Automated personal assistants and summarization tools are increasingly prevalent
in the modern age of mobile computing but their limitations highlight the 
longstanding challenges of natural language generation. Focused text-to-text 
generation problems such as text compression and simplification present an 
opportunity to work toward general-purpose statistical models for text generation
without strong assumptions on a domain or internal semantic representation. In 
this talk, I will present recent work on supervised sentence compression which 
simultaneously recovers heterogenous structures such as n-gram sequences and 
dependency trees to specify an output sentence. Joint inference is obtained via 
a compact integer programming formulation using flow networks to avoid cyclic and 
disconnected structures. The resulting approach generalizes over several established
compression techniques and yields significant performance gains on well-studied datasets.

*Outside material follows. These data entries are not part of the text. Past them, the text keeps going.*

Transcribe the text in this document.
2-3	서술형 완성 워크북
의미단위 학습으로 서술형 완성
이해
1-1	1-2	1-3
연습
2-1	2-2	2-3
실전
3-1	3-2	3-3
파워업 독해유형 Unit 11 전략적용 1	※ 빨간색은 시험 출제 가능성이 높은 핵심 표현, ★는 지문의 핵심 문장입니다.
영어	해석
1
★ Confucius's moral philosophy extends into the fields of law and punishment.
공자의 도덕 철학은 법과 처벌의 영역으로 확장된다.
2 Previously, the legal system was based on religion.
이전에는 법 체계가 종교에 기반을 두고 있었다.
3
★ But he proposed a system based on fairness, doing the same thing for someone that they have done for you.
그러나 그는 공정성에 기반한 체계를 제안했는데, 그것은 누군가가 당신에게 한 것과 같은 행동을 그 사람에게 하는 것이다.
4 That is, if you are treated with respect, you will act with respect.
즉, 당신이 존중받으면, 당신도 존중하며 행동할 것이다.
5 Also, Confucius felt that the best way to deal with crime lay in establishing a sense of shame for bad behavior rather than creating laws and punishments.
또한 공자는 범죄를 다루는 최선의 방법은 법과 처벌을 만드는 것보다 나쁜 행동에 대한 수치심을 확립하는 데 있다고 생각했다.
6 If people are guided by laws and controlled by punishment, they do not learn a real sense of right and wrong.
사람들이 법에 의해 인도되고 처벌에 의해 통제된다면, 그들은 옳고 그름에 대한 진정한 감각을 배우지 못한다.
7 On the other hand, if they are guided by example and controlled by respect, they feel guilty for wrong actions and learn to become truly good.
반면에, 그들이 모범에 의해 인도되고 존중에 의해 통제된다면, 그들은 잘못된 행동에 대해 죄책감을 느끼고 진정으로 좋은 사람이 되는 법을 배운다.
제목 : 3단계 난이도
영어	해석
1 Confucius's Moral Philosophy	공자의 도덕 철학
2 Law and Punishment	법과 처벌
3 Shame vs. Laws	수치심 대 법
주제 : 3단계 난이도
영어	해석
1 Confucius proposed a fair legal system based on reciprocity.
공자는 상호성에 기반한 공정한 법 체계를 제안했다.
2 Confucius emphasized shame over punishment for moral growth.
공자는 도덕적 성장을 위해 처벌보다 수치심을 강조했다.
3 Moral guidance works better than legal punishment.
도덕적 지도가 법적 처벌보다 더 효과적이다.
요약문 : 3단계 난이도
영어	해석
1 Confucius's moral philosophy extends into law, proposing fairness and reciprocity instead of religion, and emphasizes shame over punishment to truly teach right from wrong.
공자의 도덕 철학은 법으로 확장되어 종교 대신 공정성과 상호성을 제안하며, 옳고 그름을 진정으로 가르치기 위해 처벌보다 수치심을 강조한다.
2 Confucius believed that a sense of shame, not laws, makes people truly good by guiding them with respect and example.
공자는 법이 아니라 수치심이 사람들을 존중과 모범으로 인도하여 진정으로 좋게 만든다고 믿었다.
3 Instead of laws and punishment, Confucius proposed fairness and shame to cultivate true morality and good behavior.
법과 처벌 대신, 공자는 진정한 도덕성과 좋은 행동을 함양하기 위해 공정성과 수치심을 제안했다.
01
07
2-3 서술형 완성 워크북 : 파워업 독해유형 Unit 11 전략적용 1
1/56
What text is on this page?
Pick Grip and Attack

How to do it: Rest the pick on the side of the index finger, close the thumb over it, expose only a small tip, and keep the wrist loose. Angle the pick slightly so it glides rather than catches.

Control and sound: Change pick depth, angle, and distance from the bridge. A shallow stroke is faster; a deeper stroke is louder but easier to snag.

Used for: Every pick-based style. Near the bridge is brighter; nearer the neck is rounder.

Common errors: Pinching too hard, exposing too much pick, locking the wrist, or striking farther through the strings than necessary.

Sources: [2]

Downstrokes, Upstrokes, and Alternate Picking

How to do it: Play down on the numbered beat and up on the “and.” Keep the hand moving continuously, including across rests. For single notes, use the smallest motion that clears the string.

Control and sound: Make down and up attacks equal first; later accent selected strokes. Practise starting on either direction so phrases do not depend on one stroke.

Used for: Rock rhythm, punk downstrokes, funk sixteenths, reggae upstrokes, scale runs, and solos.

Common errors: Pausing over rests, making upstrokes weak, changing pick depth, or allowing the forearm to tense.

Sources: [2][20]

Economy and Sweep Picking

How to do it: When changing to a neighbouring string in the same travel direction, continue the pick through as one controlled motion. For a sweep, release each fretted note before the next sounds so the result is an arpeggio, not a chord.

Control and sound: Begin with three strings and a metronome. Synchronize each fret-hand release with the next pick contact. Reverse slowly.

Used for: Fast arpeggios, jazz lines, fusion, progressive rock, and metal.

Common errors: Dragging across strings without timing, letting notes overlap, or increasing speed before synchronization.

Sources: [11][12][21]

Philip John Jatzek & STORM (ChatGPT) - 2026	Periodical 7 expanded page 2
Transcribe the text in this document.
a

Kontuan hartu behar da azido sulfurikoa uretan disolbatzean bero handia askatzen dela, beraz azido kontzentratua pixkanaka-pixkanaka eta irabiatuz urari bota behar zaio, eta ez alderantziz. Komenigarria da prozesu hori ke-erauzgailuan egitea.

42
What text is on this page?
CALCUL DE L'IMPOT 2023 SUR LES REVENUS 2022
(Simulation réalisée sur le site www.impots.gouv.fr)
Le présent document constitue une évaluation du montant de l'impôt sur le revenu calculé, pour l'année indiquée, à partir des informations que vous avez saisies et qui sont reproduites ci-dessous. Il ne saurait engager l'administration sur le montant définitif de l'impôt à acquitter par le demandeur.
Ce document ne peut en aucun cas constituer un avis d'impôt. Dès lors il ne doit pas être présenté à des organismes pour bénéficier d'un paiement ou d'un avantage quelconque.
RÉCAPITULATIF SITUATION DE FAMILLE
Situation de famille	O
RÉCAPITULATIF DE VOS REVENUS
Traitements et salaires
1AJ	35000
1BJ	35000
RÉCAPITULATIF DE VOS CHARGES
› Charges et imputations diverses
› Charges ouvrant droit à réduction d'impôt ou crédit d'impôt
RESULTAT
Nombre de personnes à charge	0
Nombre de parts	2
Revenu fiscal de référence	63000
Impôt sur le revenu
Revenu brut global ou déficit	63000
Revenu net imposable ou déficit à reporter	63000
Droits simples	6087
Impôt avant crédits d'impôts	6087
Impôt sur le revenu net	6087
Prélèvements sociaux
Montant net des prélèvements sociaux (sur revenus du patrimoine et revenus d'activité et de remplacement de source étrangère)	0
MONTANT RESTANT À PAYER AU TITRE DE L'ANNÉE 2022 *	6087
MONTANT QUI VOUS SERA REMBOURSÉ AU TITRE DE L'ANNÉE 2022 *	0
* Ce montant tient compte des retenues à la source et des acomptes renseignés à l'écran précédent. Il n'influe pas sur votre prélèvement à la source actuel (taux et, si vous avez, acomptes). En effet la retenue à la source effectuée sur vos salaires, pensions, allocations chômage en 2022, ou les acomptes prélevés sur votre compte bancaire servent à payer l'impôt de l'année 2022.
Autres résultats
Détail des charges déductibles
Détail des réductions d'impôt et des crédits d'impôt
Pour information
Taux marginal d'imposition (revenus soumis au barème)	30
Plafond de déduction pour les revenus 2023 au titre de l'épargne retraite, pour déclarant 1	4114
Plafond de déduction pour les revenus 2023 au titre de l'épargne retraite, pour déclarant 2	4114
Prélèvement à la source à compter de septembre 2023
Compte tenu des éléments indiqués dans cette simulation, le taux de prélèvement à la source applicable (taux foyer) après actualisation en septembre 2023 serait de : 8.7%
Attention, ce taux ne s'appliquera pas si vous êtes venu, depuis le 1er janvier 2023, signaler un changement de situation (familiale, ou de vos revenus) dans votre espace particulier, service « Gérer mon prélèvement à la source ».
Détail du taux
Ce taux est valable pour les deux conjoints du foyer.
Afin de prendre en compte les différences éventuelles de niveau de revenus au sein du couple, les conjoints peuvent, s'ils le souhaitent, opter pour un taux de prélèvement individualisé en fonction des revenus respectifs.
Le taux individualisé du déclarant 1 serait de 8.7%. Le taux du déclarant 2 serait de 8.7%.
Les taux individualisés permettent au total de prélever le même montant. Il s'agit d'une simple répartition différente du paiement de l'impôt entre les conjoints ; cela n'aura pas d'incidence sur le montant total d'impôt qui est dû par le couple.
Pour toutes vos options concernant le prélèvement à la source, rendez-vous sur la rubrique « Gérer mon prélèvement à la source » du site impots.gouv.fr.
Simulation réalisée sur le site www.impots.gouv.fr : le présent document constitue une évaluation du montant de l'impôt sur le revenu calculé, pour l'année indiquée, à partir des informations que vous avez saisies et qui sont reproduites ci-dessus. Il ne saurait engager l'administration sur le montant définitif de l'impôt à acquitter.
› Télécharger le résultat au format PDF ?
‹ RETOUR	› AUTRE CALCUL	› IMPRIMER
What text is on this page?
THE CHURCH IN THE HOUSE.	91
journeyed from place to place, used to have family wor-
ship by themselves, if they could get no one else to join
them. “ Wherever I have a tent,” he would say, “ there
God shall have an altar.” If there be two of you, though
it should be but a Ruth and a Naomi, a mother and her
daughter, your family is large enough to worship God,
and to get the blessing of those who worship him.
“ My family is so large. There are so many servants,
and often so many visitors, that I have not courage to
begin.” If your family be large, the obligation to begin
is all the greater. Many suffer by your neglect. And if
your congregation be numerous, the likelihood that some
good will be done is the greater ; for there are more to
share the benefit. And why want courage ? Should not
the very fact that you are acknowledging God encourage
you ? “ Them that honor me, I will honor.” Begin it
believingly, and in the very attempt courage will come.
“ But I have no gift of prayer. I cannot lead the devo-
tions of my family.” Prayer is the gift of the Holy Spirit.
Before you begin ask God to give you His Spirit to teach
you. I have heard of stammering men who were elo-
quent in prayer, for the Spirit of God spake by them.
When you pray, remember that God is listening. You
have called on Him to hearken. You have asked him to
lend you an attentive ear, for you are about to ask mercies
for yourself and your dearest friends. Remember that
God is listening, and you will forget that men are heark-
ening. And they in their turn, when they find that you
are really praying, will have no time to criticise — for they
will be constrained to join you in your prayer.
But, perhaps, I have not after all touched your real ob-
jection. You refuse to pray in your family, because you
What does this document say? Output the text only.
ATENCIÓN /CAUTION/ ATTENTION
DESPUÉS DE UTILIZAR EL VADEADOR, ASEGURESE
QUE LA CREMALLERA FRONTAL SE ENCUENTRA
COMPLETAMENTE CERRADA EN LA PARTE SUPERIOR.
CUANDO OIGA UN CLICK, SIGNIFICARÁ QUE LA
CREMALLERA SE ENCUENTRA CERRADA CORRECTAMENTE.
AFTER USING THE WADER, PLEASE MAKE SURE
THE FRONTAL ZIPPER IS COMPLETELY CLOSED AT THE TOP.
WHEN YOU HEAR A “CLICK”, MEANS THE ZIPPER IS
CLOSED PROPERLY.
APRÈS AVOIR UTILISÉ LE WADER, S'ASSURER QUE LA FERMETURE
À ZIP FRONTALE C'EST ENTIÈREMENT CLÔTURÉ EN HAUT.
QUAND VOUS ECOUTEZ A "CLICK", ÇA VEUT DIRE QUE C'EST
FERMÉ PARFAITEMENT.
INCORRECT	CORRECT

I will then examine a number of extensions to this multi-structured generation 
approach. One line of research considers practical issues of runtime and applies
dual decomposition as well as dynamic programs for dependency parsing to multi-
structured compression, resulting in significantly faster inference with no loss in
output quality. Other extensions exploit the flexibility of integer programming and
apply the former approach to more challenging problems such as sentence fusion as
well as towards producing additional representations such as directed acyclic graphs
that represent predicate-argument structures. Finally, I will briefly discuss the use of
multi-structured inference in other natural language applications such as text
alignment and summarization.


Kapil Thadani is a research scientist at Yahoo Labs in New York working on 
natural language processing. His current research focuses on structured 
prediction problems which lie at the intersection of natural language 
understanding and generation. He received a Masters and PhD from Columbia 
University and has worked on a wide variety of machine learning and natural 
language applications during his doctoral studies and internships.